Colin Greenland reviewed Conan the Destroyer for Imagine magazine, and stated that "Apart from the fact that it is acted by real people, Conan the Destroyer is pure comicbook, which has the odd effect of making the actual animated comicbook largely superfluous." David Shamanski of the Regina Leader-Post stated that "not even prayer could save this barbaric sequel". While he praised the battle scenes, Shamanski criticized Schwarzenegger's performance and the film's pace.

Rotten Tomatoes, which collects both contemporary and modern reviews, reports that 29% of 28 surveyed critics gave the film a positive review; the average rating is 4.5/10. The site's consensus states: "Conan the Destroyer softens the edges that gave its predecessor gravitas, resulting in a campy sequel without the comparative thrills." At Metacritic the film received a score of 53 out of 100, based on 12 reviews, indicating "mixed or average" reviews.

==Other media==
===Comic books and graphic novel===
Marvel Comics published a comic-book adaptation of the film by writer Michael Fleisher and artist John Buscema in Marvel Super Special #35 (Dec. 1984). The adaptation was also available as a two-issue limited series.

Roy Thomas and Gerry Conway wrote the original story treatment but were dissastified with the final screenplay by Stanley Mann and the finished film. They made their story into the graphic novel Conan the Barbarian: The Horn of Azoth, published in 1990, with art by Mike Docherty. The names of the characters were changed to distance the graphic novel from the movie: Dagoth became Azoth, Jehnna became Natari, Zula became Shumballa, Bombaata became Strabo, Thoth-Amon became Rammon, and the characters of Queen Taramis and The Leader were combined into sorcerer Karanthes, father of Natari.

===Novelization===
Robert Jordan wrote a novelization of the film in 1984 for Tor Books.

==Sequel==
The third film in the Conan trilogy had been planned for a 1987 release with the title Conan the Conqueror. The director was to have been either Guy Hamilton or John Guillermin. Arnold Schwarzenegger was committed to the film Predator, and De Laurentiis's contract with the star had expired after his obligation to Red Sonja (his role of Kalidor in the film was originally intended to be Conan) and Raw Deal, and he was not keen to negotiate a new one. The third Conan film fell into development hell, the script eventually being turned into Kull the Conqueror.
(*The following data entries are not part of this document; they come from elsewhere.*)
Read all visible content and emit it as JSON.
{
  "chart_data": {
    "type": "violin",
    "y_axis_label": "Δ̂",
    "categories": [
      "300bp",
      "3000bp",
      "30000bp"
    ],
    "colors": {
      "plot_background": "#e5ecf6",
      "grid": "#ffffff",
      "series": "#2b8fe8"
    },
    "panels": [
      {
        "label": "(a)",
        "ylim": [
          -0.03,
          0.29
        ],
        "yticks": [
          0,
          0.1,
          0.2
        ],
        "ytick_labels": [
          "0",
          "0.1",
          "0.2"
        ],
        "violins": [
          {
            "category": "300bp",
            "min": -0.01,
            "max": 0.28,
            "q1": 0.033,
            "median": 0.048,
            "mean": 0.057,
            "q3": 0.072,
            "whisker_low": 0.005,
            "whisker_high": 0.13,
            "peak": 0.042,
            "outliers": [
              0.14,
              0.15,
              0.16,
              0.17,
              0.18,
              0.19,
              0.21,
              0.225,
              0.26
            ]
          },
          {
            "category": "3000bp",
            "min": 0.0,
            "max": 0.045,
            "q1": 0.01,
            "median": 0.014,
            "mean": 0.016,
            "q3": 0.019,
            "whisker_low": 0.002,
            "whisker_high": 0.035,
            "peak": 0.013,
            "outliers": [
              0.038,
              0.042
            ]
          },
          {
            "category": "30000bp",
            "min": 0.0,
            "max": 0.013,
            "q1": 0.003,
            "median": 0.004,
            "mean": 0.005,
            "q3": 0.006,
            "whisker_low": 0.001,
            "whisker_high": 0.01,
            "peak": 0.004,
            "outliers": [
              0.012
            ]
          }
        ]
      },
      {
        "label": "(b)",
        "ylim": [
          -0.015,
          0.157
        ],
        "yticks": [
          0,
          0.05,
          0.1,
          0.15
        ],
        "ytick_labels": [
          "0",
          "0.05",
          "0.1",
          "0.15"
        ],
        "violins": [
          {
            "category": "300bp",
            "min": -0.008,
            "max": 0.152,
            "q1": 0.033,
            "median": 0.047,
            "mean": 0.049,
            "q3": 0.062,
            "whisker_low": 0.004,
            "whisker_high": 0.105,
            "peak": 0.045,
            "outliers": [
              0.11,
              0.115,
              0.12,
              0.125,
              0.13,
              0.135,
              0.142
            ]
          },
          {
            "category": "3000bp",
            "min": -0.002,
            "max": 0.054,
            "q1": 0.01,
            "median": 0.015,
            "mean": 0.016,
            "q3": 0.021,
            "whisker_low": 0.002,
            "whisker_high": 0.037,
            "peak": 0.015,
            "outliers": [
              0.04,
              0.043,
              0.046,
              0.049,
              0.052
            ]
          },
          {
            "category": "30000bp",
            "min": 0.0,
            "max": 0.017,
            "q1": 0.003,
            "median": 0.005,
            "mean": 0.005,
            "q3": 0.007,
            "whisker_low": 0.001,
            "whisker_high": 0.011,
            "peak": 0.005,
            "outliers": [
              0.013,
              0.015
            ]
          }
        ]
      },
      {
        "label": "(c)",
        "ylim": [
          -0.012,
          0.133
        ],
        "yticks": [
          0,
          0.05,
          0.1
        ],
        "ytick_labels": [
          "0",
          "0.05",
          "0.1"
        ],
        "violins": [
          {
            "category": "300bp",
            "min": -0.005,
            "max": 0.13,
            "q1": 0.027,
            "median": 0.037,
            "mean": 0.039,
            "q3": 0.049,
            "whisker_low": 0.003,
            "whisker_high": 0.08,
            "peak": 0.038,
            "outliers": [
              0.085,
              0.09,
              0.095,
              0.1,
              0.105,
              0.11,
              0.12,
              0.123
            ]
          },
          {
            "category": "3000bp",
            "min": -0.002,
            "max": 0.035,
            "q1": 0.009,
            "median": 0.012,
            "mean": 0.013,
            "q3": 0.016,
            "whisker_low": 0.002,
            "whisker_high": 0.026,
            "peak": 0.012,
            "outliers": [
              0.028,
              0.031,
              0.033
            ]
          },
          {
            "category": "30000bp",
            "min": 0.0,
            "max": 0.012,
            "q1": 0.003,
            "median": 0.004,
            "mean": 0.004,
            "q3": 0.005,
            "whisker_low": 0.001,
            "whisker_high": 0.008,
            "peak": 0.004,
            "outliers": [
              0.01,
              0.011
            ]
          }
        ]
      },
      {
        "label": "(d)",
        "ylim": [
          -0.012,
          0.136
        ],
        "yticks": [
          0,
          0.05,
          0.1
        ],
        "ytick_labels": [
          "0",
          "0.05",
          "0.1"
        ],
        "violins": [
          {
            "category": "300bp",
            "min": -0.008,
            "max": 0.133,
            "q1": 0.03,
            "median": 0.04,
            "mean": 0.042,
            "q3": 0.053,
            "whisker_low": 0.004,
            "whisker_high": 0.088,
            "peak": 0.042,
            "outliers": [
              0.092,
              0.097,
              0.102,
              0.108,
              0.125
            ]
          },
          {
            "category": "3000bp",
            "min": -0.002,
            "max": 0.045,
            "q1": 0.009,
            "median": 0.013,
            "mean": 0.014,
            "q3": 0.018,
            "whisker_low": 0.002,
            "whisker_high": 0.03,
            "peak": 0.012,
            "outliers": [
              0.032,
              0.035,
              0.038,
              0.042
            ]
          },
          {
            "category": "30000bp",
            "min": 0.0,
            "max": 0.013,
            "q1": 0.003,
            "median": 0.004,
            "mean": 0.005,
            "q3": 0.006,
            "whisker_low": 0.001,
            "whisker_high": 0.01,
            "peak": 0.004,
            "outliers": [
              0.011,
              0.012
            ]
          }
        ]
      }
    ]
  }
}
In October 2012, Universal Pictures announced plans for Schwarzenegger to return to the role of Conan for the film The Legend of Conan. The planned story was a direct sequel to the original film, "bypassing" Conan the Destroyer and the 2011 film starring Jason Momoa. In the years following the announcement, Will Beall, Andrea Berloff, and producer Chris Morgan worked on the script, and Schwarzenegger expressed enthusiasm for the project, affirming plans to star in the film. However, in April 2017, Morgan stated that Universal had dropped the project, but that there remains a possibility of a television series.

In March 2026, it was announced that Christopher McQuarrie would be writing and directing a new King Conan film for 20th Century Studios with Schwarzenegger returning.

==In popular culture==
Kim Wayans' spoof portrayals of Grace Jones on the show In Living Color are based on Jones' performance of Zula in Conan the Destroyer. In 1985, Australian heavy metal music group Prowler changed its name to Taramis after the character from the film.

Doja Cat samples a quote from the movie between Princess Jehnna (played by Olivia d'Abo) and Zula (played by Grace Jones) at the start of her 2025 song 'All Mine' from her 2025 album Vie.